Apa modal yang dimiliki layanan streaming musik? Ya, mesin. Apa yang dihasilkan? Ya, hitungan mesin; algoritma. Namun, bukankah kita menggunakan layanan streaming musik untuk mendengarkan musik? Dengan kata lain, arche-nya adalah musik itu sendiri. Dan yang menghasilkan musik bukan layanan streaming musik, tetapi musisi. Saya izin hitung-hitungan sedikit. Spotify memberikan royalti kepada si pembuat musik sekecil 0,003 dolar untuk sekali putar, Youtube Music lebih parah dengan hanya 0,002 dolar untuk setiap pemutaran. Dengan kata lain, si pembuat musik harus mendapatkan 1000 kali pemutaran untuk menggeser angka nol ke belakang. Artinya, tidak profit. Royalti dari layanan streaming musik memang tidak memberikan dampak ekonomi yang signifikan bagi musisi. Pundi itu datang dari konser, merchandise, sampai hak cipta pemutaran—misalnya saja untuk soundtrack film atau untuk musik latar iklan. Layanan streaming mentok hanya menaikkan jenama atau popularitas bagi si pembuat musik. Namun, ini bisa dikatakan sebagai sebuah pseudo—entah pseudo apa—karena sistem algoritma. Hitungannya ialah, semakin sering musik itu diputar, semakin masif musik itu dan yang sejenis itu ditawarkan kepada pendengar. Jadi, selain boncos, musisi harus berlomba-lomba memprediksi musik macam apa yang sedang dan akan ada dalam peredaran telinga pendengar. Dengan kata lain, musik bertransformasi sedemikian rupa untuk sejajar dengan kebutuhan pasar. Mungkin saja, kelak semua bentuk musik jadi seragam. Hanya mereka-mereka yang berani, yang bisa ambil resiko untuk keluar dari rancangan peredaran algoritma. Izinkan saya mengulang pertanyaan di paragraf kedua, apakah sebuah karya seni—katakanlah musik—harus selalu indah?

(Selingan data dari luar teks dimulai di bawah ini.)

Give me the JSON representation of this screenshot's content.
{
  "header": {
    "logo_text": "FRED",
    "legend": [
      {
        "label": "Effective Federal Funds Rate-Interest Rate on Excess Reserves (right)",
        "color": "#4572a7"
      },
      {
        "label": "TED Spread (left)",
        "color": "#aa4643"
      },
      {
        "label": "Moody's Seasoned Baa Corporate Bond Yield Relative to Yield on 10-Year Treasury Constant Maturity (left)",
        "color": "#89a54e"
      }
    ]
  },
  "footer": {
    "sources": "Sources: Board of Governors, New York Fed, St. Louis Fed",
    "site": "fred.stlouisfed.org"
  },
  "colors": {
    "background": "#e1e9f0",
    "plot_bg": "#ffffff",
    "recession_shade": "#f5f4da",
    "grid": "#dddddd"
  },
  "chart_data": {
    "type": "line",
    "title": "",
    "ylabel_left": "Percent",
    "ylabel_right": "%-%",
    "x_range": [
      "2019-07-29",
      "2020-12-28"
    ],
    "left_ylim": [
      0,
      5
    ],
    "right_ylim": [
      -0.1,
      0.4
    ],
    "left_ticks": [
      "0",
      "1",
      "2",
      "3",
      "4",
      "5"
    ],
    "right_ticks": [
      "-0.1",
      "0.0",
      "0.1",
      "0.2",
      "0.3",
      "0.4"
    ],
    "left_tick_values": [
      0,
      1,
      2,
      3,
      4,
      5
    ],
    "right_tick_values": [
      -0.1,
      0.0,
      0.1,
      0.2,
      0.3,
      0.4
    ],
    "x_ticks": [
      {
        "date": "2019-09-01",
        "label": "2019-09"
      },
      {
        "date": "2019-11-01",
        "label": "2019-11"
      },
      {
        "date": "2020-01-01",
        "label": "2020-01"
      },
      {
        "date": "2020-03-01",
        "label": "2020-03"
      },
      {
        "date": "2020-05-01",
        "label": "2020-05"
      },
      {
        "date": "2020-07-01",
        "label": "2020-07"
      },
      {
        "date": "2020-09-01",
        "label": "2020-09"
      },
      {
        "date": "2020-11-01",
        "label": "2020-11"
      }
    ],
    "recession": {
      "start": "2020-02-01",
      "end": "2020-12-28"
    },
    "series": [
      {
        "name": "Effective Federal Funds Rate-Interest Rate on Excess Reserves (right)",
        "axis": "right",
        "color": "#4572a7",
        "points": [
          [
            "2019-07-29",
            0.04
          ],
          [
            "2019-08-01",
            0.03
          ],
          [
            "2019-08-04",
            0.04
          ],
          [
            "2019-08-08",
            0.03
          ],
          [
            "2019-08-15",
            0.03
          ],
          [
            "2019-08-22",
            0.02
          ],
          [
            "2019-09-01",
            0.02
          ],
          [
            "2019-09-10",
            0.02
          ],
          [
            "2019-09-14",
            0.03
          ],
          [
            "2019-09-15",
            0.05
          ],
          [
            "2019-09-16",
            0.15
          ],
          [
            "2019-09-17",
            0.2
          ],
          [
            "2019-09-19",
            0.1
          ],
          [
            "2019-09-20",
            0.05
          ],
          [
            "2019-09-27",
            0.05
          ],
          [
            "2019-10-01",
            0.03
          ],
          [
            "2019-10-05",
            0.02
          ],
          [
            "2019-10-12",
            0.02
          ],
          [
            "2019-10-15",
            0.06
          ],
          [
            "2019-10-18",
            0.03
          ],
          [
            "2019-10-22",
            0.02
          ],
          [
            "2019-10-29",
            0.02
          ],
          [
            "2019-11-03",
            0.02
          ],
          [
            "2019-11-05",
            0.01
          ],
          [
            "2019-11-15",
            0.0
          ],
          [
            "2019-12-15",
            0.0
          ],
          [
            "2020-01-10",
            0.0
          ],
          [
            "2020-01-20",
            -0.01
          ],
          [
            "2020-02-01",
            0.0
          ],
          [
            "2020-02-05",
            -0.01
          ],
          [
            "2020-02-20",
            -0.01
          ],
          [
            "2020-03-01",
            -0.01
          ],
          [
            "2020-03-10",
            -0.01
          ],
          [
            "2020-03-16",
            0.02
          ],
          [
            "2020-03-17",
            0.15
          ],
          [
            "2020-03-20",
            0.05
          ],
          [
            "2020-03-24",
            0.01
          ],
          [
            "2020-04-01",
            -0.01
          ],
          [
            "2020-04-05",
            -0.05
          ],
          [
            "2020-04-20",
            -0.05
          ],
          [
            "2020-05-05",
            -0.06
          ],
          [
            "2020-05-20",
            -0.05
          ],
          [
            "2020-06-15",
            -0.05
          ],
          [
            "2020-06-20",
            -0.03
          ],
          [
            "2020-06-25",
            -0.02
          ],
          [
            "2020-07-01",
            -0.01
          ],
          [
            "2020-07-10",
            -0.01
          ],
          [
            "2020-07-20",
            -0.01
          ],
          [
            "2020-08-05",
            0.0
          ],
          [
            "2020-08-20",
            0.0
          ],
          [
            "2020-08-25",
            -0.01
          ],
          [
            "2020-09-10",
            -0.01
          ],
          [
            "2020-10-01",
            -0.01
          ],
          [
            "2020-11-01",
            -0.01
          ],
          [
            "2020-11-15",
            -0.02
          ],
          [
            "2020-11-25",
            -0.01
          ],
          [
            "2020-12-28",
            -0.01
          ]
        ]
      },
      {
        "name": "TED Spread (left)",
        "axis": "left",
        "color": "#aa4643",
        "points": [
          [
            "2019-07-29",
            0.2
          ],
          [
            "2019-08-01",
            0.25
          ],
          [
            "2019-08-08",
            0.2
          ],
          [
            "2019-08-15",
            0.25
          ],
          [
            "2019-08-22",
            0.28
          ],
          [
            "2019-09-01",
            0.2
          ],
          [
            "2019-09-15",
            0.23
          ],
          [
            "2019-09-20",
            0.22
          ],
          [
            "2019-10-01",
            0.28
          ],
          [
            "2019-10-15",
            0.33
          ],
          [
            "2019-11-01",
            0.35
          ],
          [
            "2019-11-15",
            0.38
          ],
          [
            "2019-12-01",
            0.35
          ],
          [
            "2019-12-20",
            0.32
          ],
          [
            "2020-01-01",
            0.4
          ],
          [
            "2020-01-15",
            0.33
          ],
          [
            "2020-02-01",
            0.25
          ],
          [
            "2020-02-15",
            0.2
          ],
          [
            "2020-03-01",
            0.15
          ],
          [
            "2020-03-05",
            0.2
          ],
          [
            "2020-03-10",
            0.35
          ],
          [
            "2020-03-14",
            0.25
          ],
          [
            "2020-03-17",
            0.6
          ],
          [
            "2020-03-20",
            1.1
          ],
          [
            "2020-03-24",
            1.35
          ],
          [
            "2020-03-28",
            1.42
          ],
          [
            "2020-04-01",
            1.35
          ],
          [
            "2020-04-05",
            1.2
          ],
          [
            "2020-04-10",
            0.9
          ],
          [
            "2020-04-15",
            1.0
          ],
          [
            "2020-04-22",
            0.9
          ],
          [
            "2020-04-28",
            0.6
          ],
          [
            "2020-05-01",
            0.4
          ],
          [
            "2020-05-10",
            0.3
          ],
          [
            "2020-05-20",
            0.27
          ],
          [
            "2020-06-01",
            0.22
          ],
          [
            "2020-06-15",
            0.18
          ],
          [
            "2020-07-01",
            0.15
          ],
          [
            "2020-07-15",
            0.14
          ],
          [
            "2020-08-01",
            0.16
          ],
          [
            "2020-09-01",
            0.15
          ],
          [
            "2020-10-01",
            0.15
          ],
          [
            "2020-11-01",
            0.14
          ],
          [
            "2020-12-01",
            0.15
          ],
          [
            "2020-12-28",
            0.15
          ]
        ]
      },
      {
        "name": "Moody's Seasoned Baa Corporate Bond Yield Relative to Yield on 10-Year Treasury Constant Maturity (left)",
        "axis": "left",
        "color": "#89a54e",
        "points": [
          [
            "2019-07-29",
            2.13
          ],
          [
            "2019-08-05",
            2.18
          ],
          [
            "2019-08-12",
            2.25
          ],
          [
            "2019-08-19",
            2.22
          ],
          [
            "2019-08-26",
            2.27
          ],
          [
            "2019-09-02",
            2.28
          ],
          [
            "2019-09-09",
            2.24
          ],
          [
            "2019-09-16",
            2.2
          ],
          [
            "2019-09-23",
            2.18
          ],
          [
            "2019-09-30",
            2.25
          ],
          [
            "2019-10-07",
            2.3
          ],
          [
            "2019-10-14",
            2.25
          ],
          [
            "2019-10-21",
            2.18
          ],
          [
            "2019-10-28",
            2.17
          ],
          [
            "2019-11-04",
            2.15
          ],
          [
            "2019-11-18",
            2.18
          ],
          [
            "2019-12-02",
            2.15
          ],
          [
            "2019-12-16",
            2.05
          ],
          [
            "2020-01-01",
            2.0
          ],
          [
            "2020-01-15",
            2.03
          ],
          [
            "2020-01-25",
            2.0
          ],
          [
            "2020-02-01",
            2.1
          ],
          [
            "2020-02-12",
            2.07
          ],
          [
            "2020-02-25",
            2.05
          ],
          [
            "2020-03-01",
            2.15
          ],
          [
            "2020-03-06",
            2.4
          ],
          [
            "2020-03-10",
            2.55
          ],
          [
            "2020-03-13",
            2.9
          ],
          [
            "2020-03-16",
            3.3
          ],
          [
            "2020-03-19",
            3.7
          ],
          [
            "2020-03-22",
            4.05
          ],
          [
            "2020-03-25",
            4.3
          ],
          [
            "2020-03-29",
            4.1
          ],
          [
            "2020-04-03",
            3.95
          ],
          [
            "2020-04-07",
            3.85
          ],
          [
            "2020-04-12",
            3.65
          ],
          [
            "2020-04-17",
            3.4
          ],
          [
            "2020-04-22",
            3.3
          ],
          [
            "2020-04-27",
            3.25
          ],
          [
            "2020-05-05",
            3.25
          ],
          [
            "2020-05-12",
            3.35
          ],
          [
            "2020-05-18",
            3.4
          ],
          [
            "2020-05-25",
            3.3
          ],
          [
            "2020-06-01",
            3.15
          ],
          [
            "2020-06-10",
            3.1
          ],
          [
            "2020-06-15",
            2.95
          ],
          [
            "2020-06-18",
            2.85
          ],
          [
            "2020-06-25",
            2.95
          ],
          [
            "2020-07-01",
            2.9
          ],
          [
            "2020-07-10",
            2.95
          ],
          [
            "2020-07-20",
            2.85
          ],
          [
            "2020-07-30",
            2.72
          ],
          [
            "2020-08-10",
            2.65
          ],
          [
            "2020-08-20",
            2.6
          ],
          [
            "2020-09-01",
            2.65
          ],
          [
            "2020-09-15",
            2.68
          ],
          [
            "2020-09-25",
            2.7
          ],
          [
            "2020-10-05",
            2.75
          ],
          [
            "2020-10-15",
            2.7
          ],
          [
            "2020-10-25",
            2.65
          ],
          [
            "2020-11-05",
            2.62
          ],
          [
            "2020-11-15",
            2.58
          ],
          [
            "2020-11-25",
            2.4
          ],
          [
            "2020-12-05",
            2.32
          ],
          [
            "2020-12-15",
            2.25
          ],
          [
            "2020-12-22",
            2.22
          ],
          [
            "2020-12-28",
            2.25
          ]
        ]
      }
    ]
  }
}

Dampak dari bentuk musik yang disejajarkan dengan kebutuhan pasar kemudian melahirkan musik-musik overplay seperti yang sudah disebutkan di paragraf kedua. Musik-musik macam itu yang kerap kita jumpai sebagai audio konten-konten digital. Dan sesiapa yang memutar musik itu adalah pendengar dengan selera pasar. Sungguh, betapa geli term “selera pasar” itu. Padahal sedari awal tak pernah ada ukuran estetis dalam kalkulasi mesin. Inilah janin yang melahirkan fenomena gate keeping. Musik yang bagus adalah yang pendengarnya sedikit karena ketika musik itu sering diputar, ia jatuh sebagai kitsch. Gate keeping juga sama gelinya karena tak memiliki ukuran pasti tentang yang estetis dan tidak.
Meski tampak menawarkan kebebasan, perkembangan industri musik pada layanan streaming ternyata tak cukup adil bagi si pembuat musik. Kebebasan yang sama pseudonya juga ditawarkan kepada si pendengar. Menjebak telinga pada putaran musik itu-itu saja. Kepentingannya jelas akumulasi kapital. Muslihat semacam ini tak hanya mengeruk, tapi juga melahirkan dikotomi selera yang kabur. Ya sudah, kaos itu tak jogeti saja dengan lagu-lagu Denny Caknan.
Muhammad Jibril atau Jai, menamatkan studi Sastra Indonesia di Universitas Airlangga. Saat ini bergiat di Komunitas Titik Nol.